A Realidade Virtual potencializa esse processo ao criar cenários que simulam com precisão os ambientes, sons e estímulos visuais que fazem parte do universo do dependente — como bares, festas, bairros, ou mesmo situações familiares conflituosas.
- Exposição controlada e personalizada: O ambiente terapêutico virtual pode ser ajustado conforme a necessidade do paciente, respeitando seu tempo e seus limites emocionais.
- Maior engajamento: A imersão na experiência aumenta o foco e a motivação do paciente durante as sessões.
- Redução da evasão terapêutica: A novidade e a eficácia percebida da tecnologia favorecem a continuidade do tratamento.

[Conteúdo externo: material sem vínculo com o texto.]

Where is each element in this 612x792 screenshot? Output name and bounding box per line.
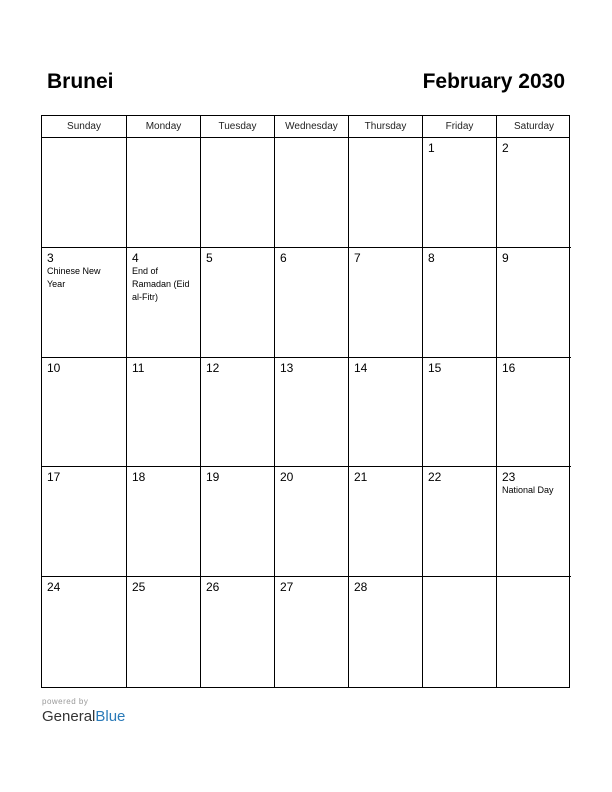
- day-cell: [42, 577, 127, 687]
- day-number: 19: [206, 470, 220, 485]
- day-cell: [201, 138, 275, 247]
- day-number: 16: [502, 360, 516, 375]
- holiday-label: End of Ramadan (Eid al-Fitr): [132, 265, 190, 302]
- day-number: 9: [502, 250, 509, 265]
- day-number: 23: [502, 470, 516, 485]
- day-cell: [423, 358, 497, 467]
- week-row: [42, 467, 571, 577]
- day-number: 8: [428, 250, 435, 265]
- holiday-label: National Day: [502, 485, 554, 496]
- day-cell: [497, 138, 571, 247]
- month-title: February 2030: [422, 70, 565, 93]
- dow-wednesday: Wednesday: [275, 116, 349, 137]
- day-cell: [423, 467, 497, 576]
- day-cell: [349, 358, 423, 467]
- day-cell: [127, 577, 201, 687]
- week-row: [42, 248, 571, 358]
- day-number: 26: [206, 580, 220, 595]
- day-cell: [423, 577, 497, 687]
- day-number: 21: [354, 470, 368, 485]
- brand-general-text: General: [42, 708, 96, 725]
- day-number: 24: [47, 580, 61, 595]
- day-cell: [275, 248, 349, 357]
- day-cell: [349, 248, 423, 357]
- day-number: 28: [354, 580, 368, 595]
- country-title: Brunei: [47, 70, 114, 93]
- day-cell: [42, 467, 127, 576]
- day-number: 4: [132, 250, 139, 265]
- day-number: 18: [132, 470, 146, 485]
- day-cell: [127, 358, 201, 467]
- day-cell: [349, 467, 423, 576]
- day-cell: [497, 358, 571, 467]
- day-cell: [127, 138, 201, 247]
- day-number: 25: [132, 580, 146, 595]
- day-number: 20: [280, 470, 294, 485]
- day-cell: [201, 577, 275, 687]
- day-cell: [42, 358, 127, 467]
- dow-saturday: Saturday: [513, 121, 555, 132]
- day-number: 2: [502, 141, 509, 155]
- dow-monday: Monday: [127, 116, 201, 137]
- day-cell: [42, 138, 127, 247]
- week-row: [42, 577, 571, 687]
- brand-blue-text: Blue: [95, 708, 126, 725]
- week-row: [42, 358, 571, 468]
- dow-tuesday: Tuesday: [201, 116, 275, 137]
- day-cell: [275, 138, 349, 247]
- day-number: 27: [280, 580, 294, 595]
- day-number: 13: [280, 360, 294, 375]
- day-number: 22: [428, 470, 442, 485]
- day-cell: [349, 577, 423, 687]
- day-number: 12: [206, 360, 220, 375]
- weeks-container: [42, 138, 569, 687]
- day-number: 11: [132, 360, 145, 375]
- day-cell: [201, 248, 275, 357]
- day-number: 10: [47, 360, 61, 375]
- calendar-header: [47, 70, 565, 100]
- brand-logo: [42, 707, 125, 727]
- day-number: 5: [206, 250, 213, 265]
- calendar-grid: [41, 115, 570, 688]
- holiday-label: Chinese New Year: [47, 265, 101, 289]
- day-cell: [497, 248, 571, 357]
- day-cell: [275, 358, 349, 467]
- day-cell: [423, 248, 497, 357]
- day-number: 7: [354, 250, 361, 265]
- day-cell: [497, 467, 571, 576]
- dow-friday: Friday: [423, 116, 497, 137]
- day-cell: [275, 577, 349, 687]
- week-row: [42, 138, 571, 248]
- day-of-week-header: [42, 116, 569, 138]
- day-number: 6: [280, 250, 287, 265]
- day-cell: [201, 358, 275, 467]
- day-cell: [127, 248, 201, 357]
- day-cell: [423, 138, 497, 247]
- footer: [42, 697, 125, 727]
- day-cell: [201, 467, 275, 576]
- powered-by-text: powered by: [42, 697, 89, 706]
- day-number: 15: [428, 360, 442, 375]
- day-cell: [497, 577, 571, 687]
- day-cell: [349, 138, 423, 247]
- day-number: 1: [428, 141, 435, 155]
- dow-thursday: Thursday: [349, 116, 423, 137]
- day-cell: [42, 248, 127, 357]
- day-number: 14: [354, 360, 368, 375]
- day-cell: [275, 467, 349, 576]
- day-cell: [127, 467, 201, 576]
- dow-sunday: Sunday: [42, 116, 127, 137]
- day-number: 17: [47, 470, 61, 485]
- day-number: 3: [47, 250, 54, 265]
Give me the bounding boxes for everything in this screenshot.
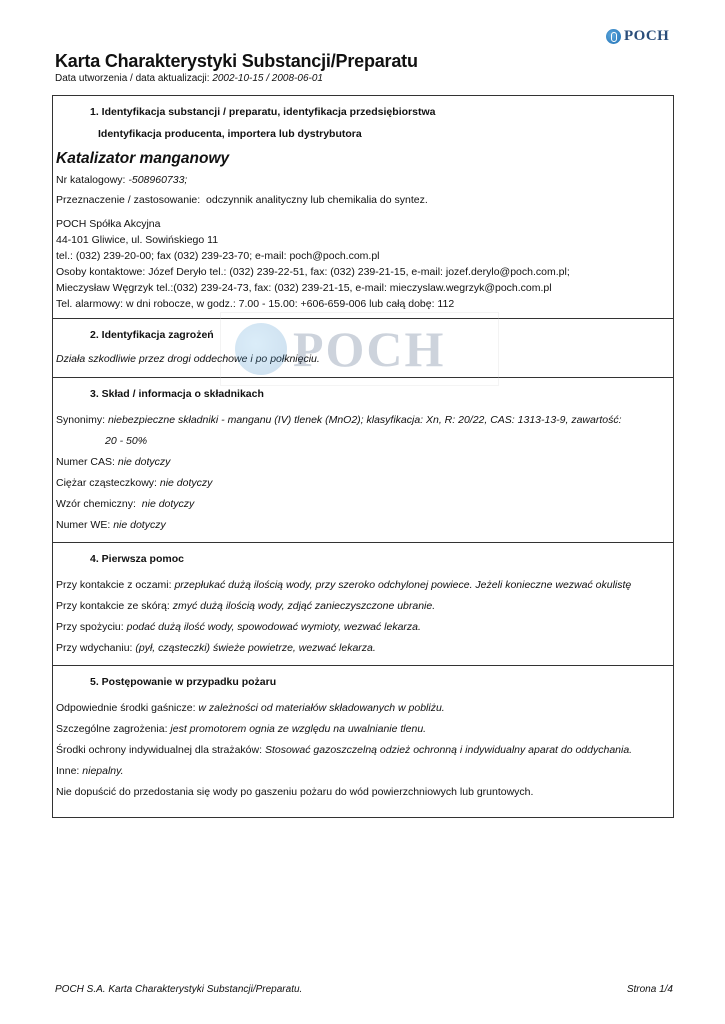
skin-label: Przy kontakcie ze skórą: — [56, 600, 170, 612]
footer-title: POCH S.A. Karta Charakterystyki Substancji/Preparatu. — [55, 984, 303, 995]
hazards-value: jest promotorem ognia ze względu na uwalnianie tlenu. — [170, 723, 427, 735]
product-name: Katalizator manganowy — [56, 150, 230, 167]
synonyms — [56, 410, 673, 431]
catalog-number — [56, 172, 673, 188]
company-line: Mieczysław Węgrzyk tel.:(032) 239-24-73, fax: (032) 239-21-15, e-mail: mieczyslaw.wegrzyk@poch.com.pl — [56, 282, 552, 294]
section-5-heading: 5. Postępowanie w przypadku pożaru — [90, 676, 277, 688]
ingestion-value: podać dużą ilość wody, spowodować wymioty, wezwać lekarza. — [126, 621, 421, 633]
we-label: Numer WE: — [56, 519, 111, 531]
extinguishing-agents — [56, 698, 673, 719]
section-1-heading: 1. Identyfikacja substancji / preparatu, identyfikacja przedsiębiorstwa — [90, 106, 436, 118]
page-footer — [55, 984, 673, 995]
cas-label: Numer CAS: — [56, 456, 115, 468]
inhalation-label: Przy wdychaniu: — [56, 642, 133, 654]
purpose-label: Przeznaczenie / zastosowanie: — [56, 194, 201, 206]
content-value: 20 - 50% — [105, 435, 148, 447]
first-aid-inhalation — [56, 638, 673, 659]
mass-label: Ciężar cząsteczkowy: — [56, 477, 157, 489]
other-info — [56, 761, 673, 782]
date-label: Data utworzenia / data aktualizacji: — [55, 73, 210, 84]
catalog-value: -508960733; — [128, 174, 188, 186]
section-2-heading: 2. Identyfikacja zagrożeń — [90, 329, 214, 341]
section-firefighting — [53, 666, 673, 817]
company-line: POCH Spółka Akcyjna — [56, 218, 161, 230]
eyes-label: Przy kontakcie z oczami: — [56, 579, 172, 591]
section-hazards — [53, 319, 673, 378]
section-1-subheading: Identyfikacja producenta, importera lub dystrybutora — [98, 128, 362, 140]
section-4-heading: 4. Pierwsza pomoc — [90, 553, 184, 565]
formula-value: nie dotyczy — [141, 498, 195, 510]
company-line: tel.: (032) 239-20-00; fax (032) 239-23-70; e-mail: poch@poch.com.pl — [56, 250, 380, 262]
other-value: niepalny. — [82, 765, 124, 777]
cas-value: nie dotyczy — [117, 456, 171, 468]
chemical-formula — [56, 494, 673, 515]
first-aid-ingestion — [56, 617, 673, 638]
protective-equipment — [56, 740, 673, 761]
we-value: nie dotyczy — [113, 519, 166, 531]
skin-value: zmyć dużą ilością wody, zdjąć zanieczyszczone ubranie. — [172, 600, 436, 612]
page-number: Strona 1/4 — [626, 984, 673, 995]
hazards-label: Szczególne zagrożenia: — [56, 723, 168, 735]
sds-sheet — [52, 95, 674, 818]
document-date — [55, 73, 323, 84]
synonyms-value: niebezpieczne składniki - manganu (IV) tlenek (MnO2); klasyfikacja: Xn, R: 20/22, CAS: 1313-13-9, zawartość: — [107, 414, 622, 426]
cas-number — [56, 452, 673, 473]
drainage-warning: Nie dopuścić do przedostania się wody po gaszeniu pożaru do wód powierzchniowych lub gruntowych. — [56, 786, 534, 798]
poch-logo-icon — [606, 29, 621, 44]
catalog-label: Nr katalogowy: — [56, 174, 126, 186]
company-line: Tel. alarmowy: w dni robocze, w godz.: 7.00 - 15.00: +606-659-006 lub całą dobę: 112 — [56, 298, 455, 310]
logo-text: POCH — [624, 28, 670, 44]
protection-value: Stosować gazoszczelną odzież ochronną i indywidualny aparat do oddychania. — [264, 744, 633, 756]
first-aid-skin — [56, 596, 673, 617]
section-identification — [53, 96, 673, 319]
other-label: Inne: — [56, 765, 80, 777]
section-composition — [53, 378, 673, 543]
purpose-value: odczynnik analityczny lub chemikalia do syntez. — [206, 194, 428, 206]
we-number — [56, 515, 673, 536]
purpose — [56, 192, 673, 208]
company-line: 44-101 Gliwice, ul. Sowińskiego 11 — [56, 234, 219, 246]
protection-label: Środki ochrony indywidualnej dla strażaków: — [56, 744, 263, 756]
formula-label: Wzór chemiczny: — [56, 498, 136, 510]
inhalation-value: (pył, cząsteczki) świeże powietrze, wezwać lekarza. — [135, 642, 376, 654]
agents-value: w zależności od materiałów składowanych w pobliżu. — [198, 702, 445, 714]
special-hazards — [56, 719, 673, 740]
eyes-value: przepłukać dużą ilością wody, przy szeroko odchylonej powiece. Jeżeli konieczne wezwać okulistę — [174, 579, 632, 591]
agents-label: Odpowiednie środki gaśnicze: — [56, 702, 196, 714]
company-line: Osoby kontaktowe: Józef Deryło tel.: (032) 239-22-51, fax: (032) 239-21-15, e-mail: jozef.derylo@poch.com.pl; — [56, 266, 570, 278]
molecular-mass — [56, 473, 673, 494]
ingestion-label: Przy spożyciu: — [56, 621, 124, 633]
document-title: Karta Charakterystyki Substancji/Preparatu — [55, 51, 418, 71]
watermark-text: POCH — [293, 321, 446, 377]
mass-value: nie dotyczy — [159, 477, 213, 489]
section-first-aid — [53, 543, 673, 666]
synonyms-label: Synonimy: — [56, 414, 106, 426]
section-3-heading: 3. Skład / informacja o składnikach — [90, 388, 264, 400]
first-aid-eyes — [56, 575, 673, 596]
date-value: 2002-10-15 / 2008-06-01 — [212, 73, 323, 84]
hazard-text: Działa szkodliwie przez drogi oddechowe i po połknięciu. — [56, 353, 320, 365]
company-logo — [606, 28, 669, 45]
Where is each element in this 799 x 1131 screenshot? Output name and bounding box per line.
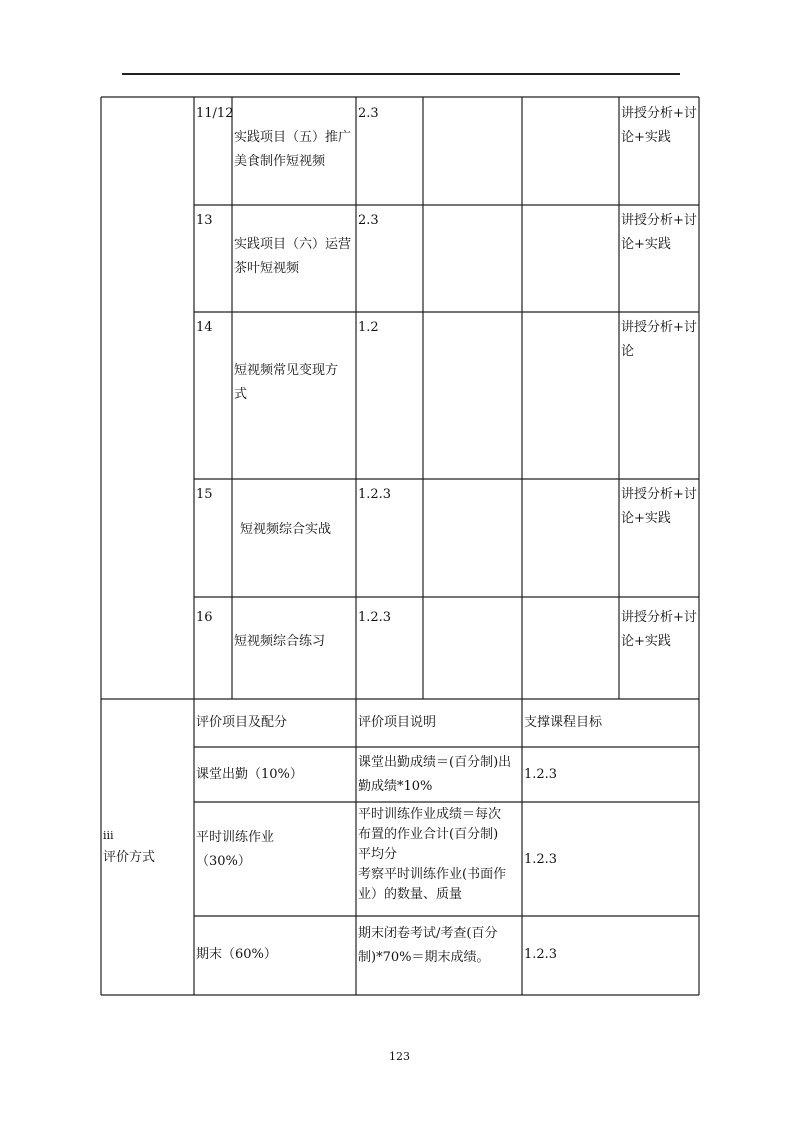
- content-cell: 实践项目（五）推广 美食制作短视频: [234, 130, 352, 169]
- header-desc: 评价项目说明: [358, 715, 437, 730]
- section-fragment: ⅲ: [103, 829, 114, 842]
- content-cell: 短视频综合实战: [240, 522, 332, 537]
- method-cell: 讲授分析+讨 论+实践: [621, 610, 697, 649]
- week-cell: 15: [196, 487, 213, 502]
- content-cell: 短视频常见变现方 式: [234, 363, 339, 402]
- assessment-item: 平时训练作业 （30%）: [196, 830, 275, 869]
- week-cell: 13: [196, 213, 213, 228]
- goals-cell: 1.2.3: [358, 487, 392, 502]
- goals-cell: 1.2: [358, 320, 379, 335]
- week-cell: 16: [196, 610, 213, 625]
- content-cell: 实践项目（六）运营 茶叶短视频: [234, 237, 352, 276]
- section-label: 评价方式: [103, 850, 156, 865]
- assessment-goal: 1.2.3: [524, 852, 558, 867]
- assessment-item: 期末（60%）: [196, 947, 277, 962]
- assessment-desc: 期末闭卷考试/考查(百分 制)*70%＝期末成绩。: [358, 926, 498, 965]
- week-cell: 11/12: [196, 106, 234, 121]
- method-cell: 讲授分析+讨 论+实践: [621, 213, 697, 252]
- goals-cell: 1.2.3: [358, 610, 392, 625]
- week-cell: 14: [196, 320, 213, 335]
- assessment-goal: 1.2.3: [524, 767, 558, 782]
- goals-cell: 2.3: [358, 106, 379, 121]
- header-rule: [122, 73, 680, 75]
- assessment-item: 课堂出勤（10%）: [196, 767, 303, 782]
- assessment-desc: 平时训练作业成绩＝每次 布置的作业合计(百分制) 平均分 考察平时训练作业(书面作 业）的数量、质量: [358, 807, 507, 902]
- header-goal: 支撑课程目标: [524, 715, 603, 730]
- method-cell: 讲授分析+讨 论+实践: [621, 487, 697, 526]
- method-cell: 讲授分析+讨 论+实践: [621, 106, 697, 145]
- goals-cell: 2.3: [358, 213, 379, 228]
- assessment-desc: 课堂出勤成绩＝(百分制)出 勤成绩*10%: [358, 755, 512, 794]
- page-number: 123: [389, 1050, 410, 1063]
- method-cell: 讲授分析+讨 论: [621, 320, 697, 359]
- content-cell: 短视频综合练习: [234, 634, 326, 649]
- header-item: 评价项目及配分: [196, 715, 288, 730]
- assessment-goal: 1.2.3: [524, 947, 558, 962]
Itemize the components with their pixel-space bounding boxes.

- Reforço da prevenção de recaídas: O paciente se sente mais preparado para lidar com gatilhos reais, após enfrentar e reprocessar suas memórias em ambiente simulado.
- Complementaridade com outras abordagens: A RV não substitui, mas complementa abordagens tradicionais como a terapia cognitivo-comportamental, a psicoterapia psicodinâmica e os grupos de apoio.
Apesar de promissora, essa modalidade terapêutica requer cuidado. É fundamental que o uso da Realidade Virtual seja feito por profissionais capacitados e com supervisão clínica, respeitando os princípios éticos da psicologia e da psiquiatria. O paciente deve ser informado sobre o processo, seus objetivos, riscos e benefícios, e consentir de forma livre e esclarecida.
Além disso, é necessário garantir a segurança física durante o uso dos equipamentos (óculos de RV, fones, cadeiras adaptadas), e prever estratégias de acolhimento emocional caso o paciente apresente reações intensas.
A Terapia Assistida por Realidade Virtual para Reprocessamento de Memórias de Recaída representa um avanço significativo no cuidado integral da pessoa em sofrimento com a dependência química. Ao combinar inovação tecnológica com profundidade psicoterapêutica, essa abordagem oferece uma nova chance de reconstruir trajetórias, ressignificar dores e fortalecer a autonomia dos pacientes.
Em um mundo onde a tecnologia avança a passos largos, é essencial que a área da saúde mental se aproprie dessas ferramentas com responsabilidade, ética e empatia. O futuro do tratamento da dependência química é híbrido: une ciência, sensibilidade e inovação para promover vidas mais livres e saudáveis.
Referências Bibliográficas
- Marlatt, G. A., & Gordon, J. R. (1985). Relapse Prevention: Maintenance Strategies in the Treatment of Addictive Behaviors. The Guilford Press.
- Gorini, A., & Riva, G. (2008). Virtual reality in anxiety disorders: the past and the future. Expert Review of Neurotherapeutics, 8(2), 215–233.
- American Psychological Association (APA). (2023). Guidelines for the use of emerging technologies in clinical practice.
- Rizzo, A., Koenig, S. T., & Reger, G. (2019). Virtual reality for the treatment of PTSD and substance use disorders: Current and future directions. Frontiers in Psychology, 10, 1408.